Speaking on possible scenarios around the future of the web, Schmidt, who was addressing the World Economic Forum held in Davos, Switzerland said: “I will answer very simply that the Internet will disappear.”
Google’s executive chief continued to say he believed the Internet’s presence would end up being so all-embracing, so ubiquitous that people won’t even be aware of its presence.
“There will be so many IP addresses … so many devices, sensors, things that you are wearing, things that you are interacting with that you won’t even sense it … It will be part of your presence all the time. Imagine you walk into a room, and the room is dynamic,” said Schmidt.
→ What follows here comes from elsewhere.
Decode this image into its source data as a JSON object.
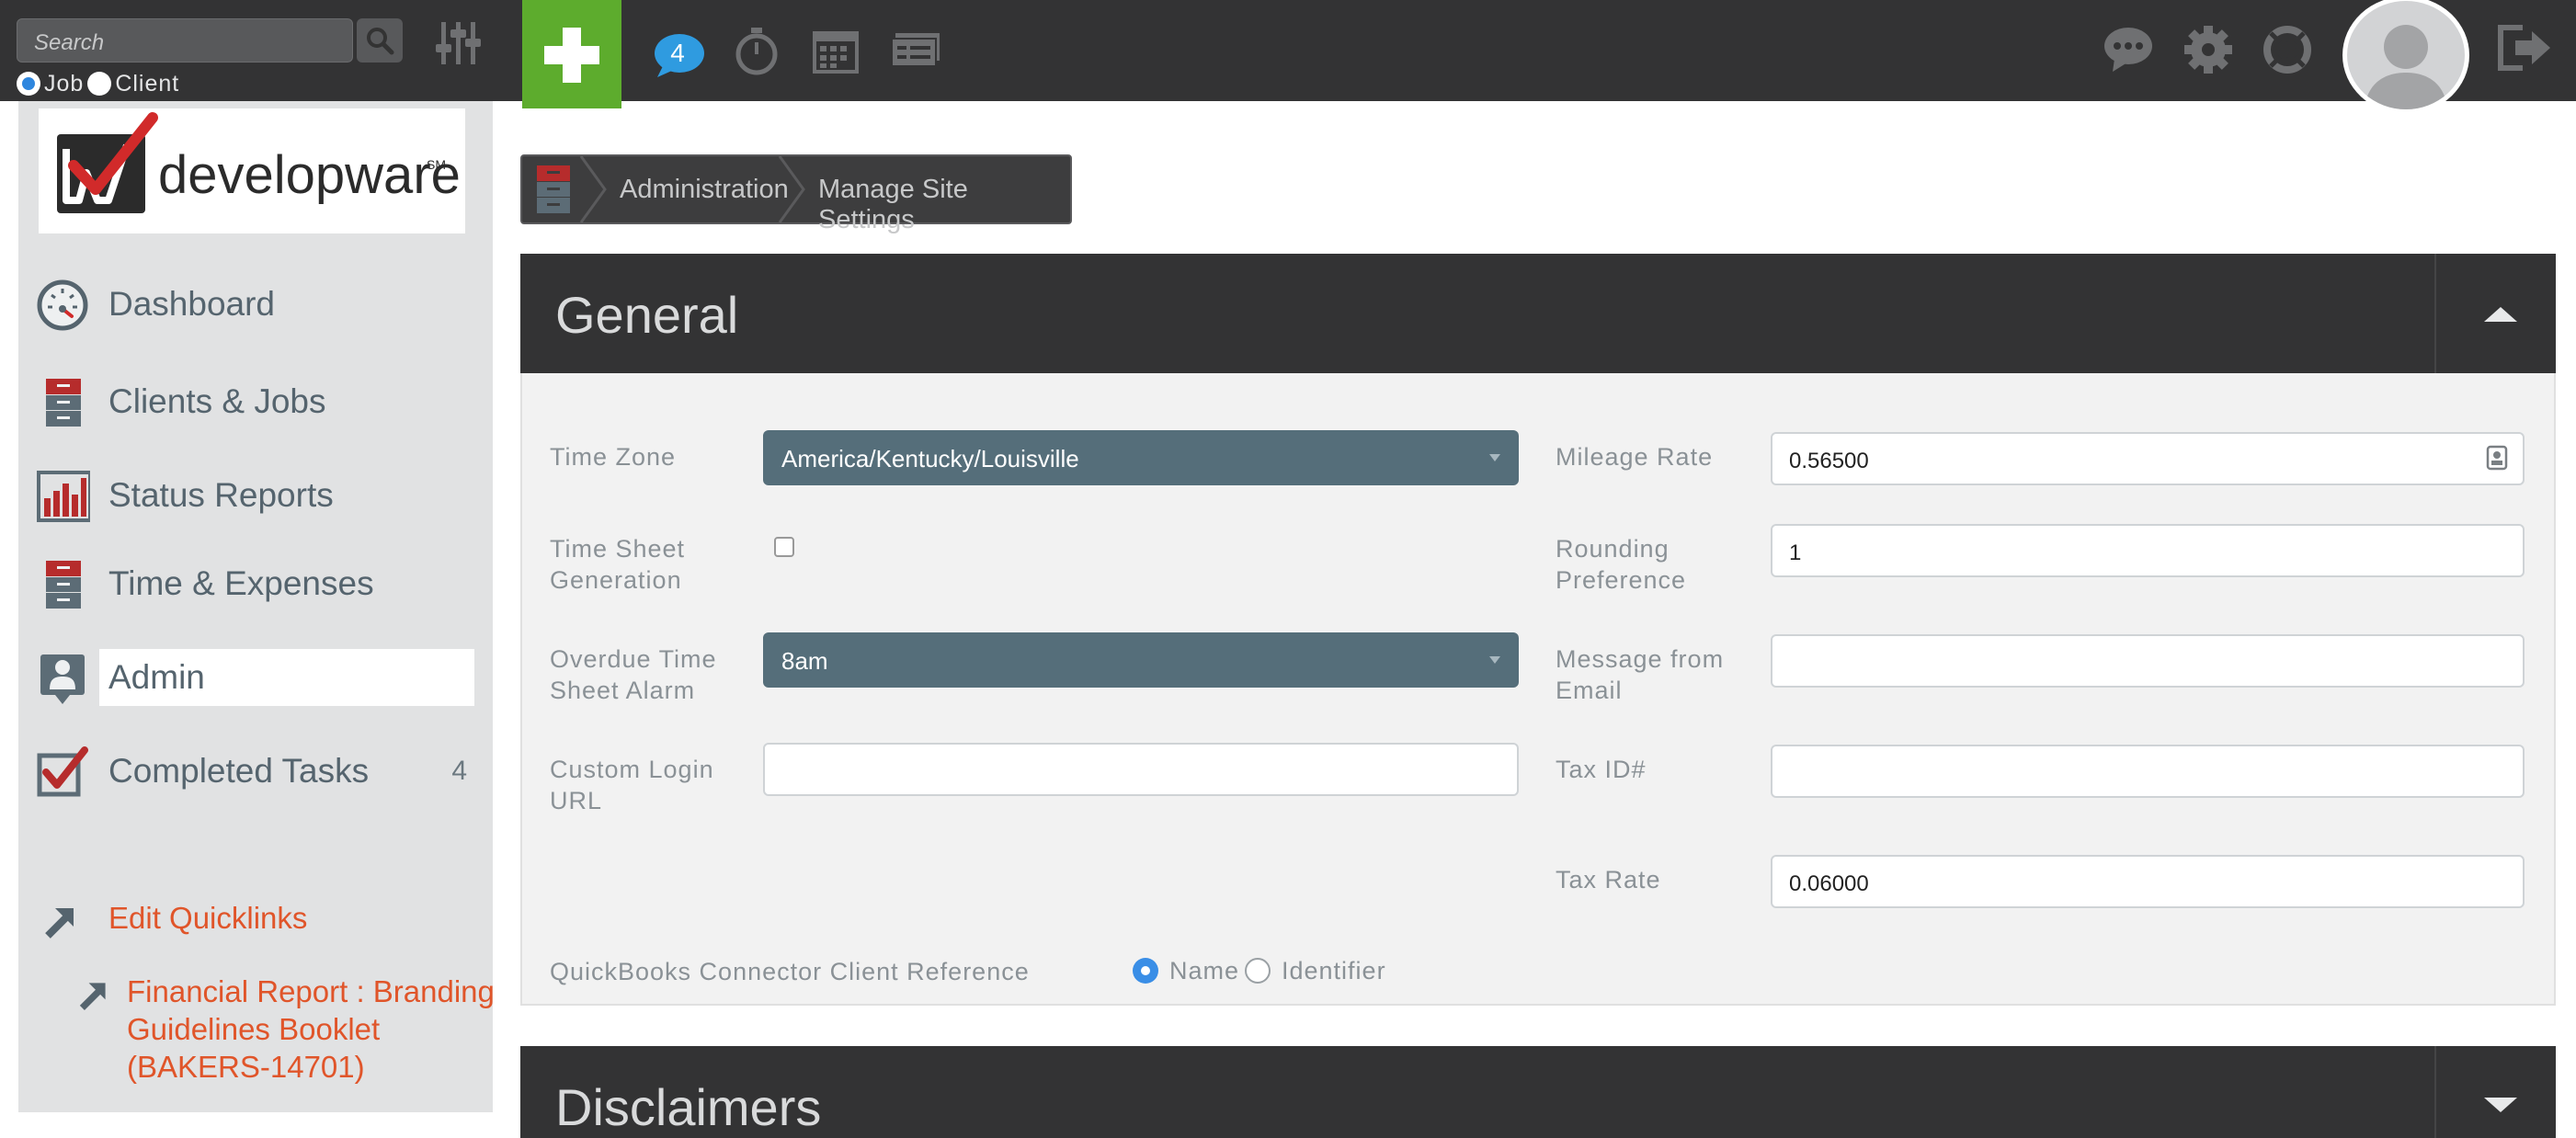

Technologies will be built into the very fabric of our communities and personal lives to such an extent that we no longer actually pick up that they are all around. As a result, Schmidt said, the Internet would end up being “highly personalised, highly interactive and very, very interesting.”
An example used to illustrate the point was the use of artificial light. It was only fairly recently that this technological advance in fact became common-place or mainstream.
It was a lot more recent when it indeed became affordable to the point that most people no longer need consider whether or not to turn on the switch. Whereas the humble light bulb was a stand-out technology that people really noticed until quite recent times, these days by contrast only its absence is noticed.
Schmidt also addressed the issue of techno-replacement, and the notion suggesting we could all well be losing our current jobs to machines as computers increasingly get smarter and more powerful.
Schmidt roundly dismissed the idea, noting that rather technology would provide new job categories. Some seven out of every eight of these would be non-technology jobs, which will nonetheless be benefited by technology, he noted.
“That somehow no one is going to have a job in the world, and it’s just going to be the Davos elite who is going to have a good time and everyone else is going to be rioting is completely false,” added Schmidt.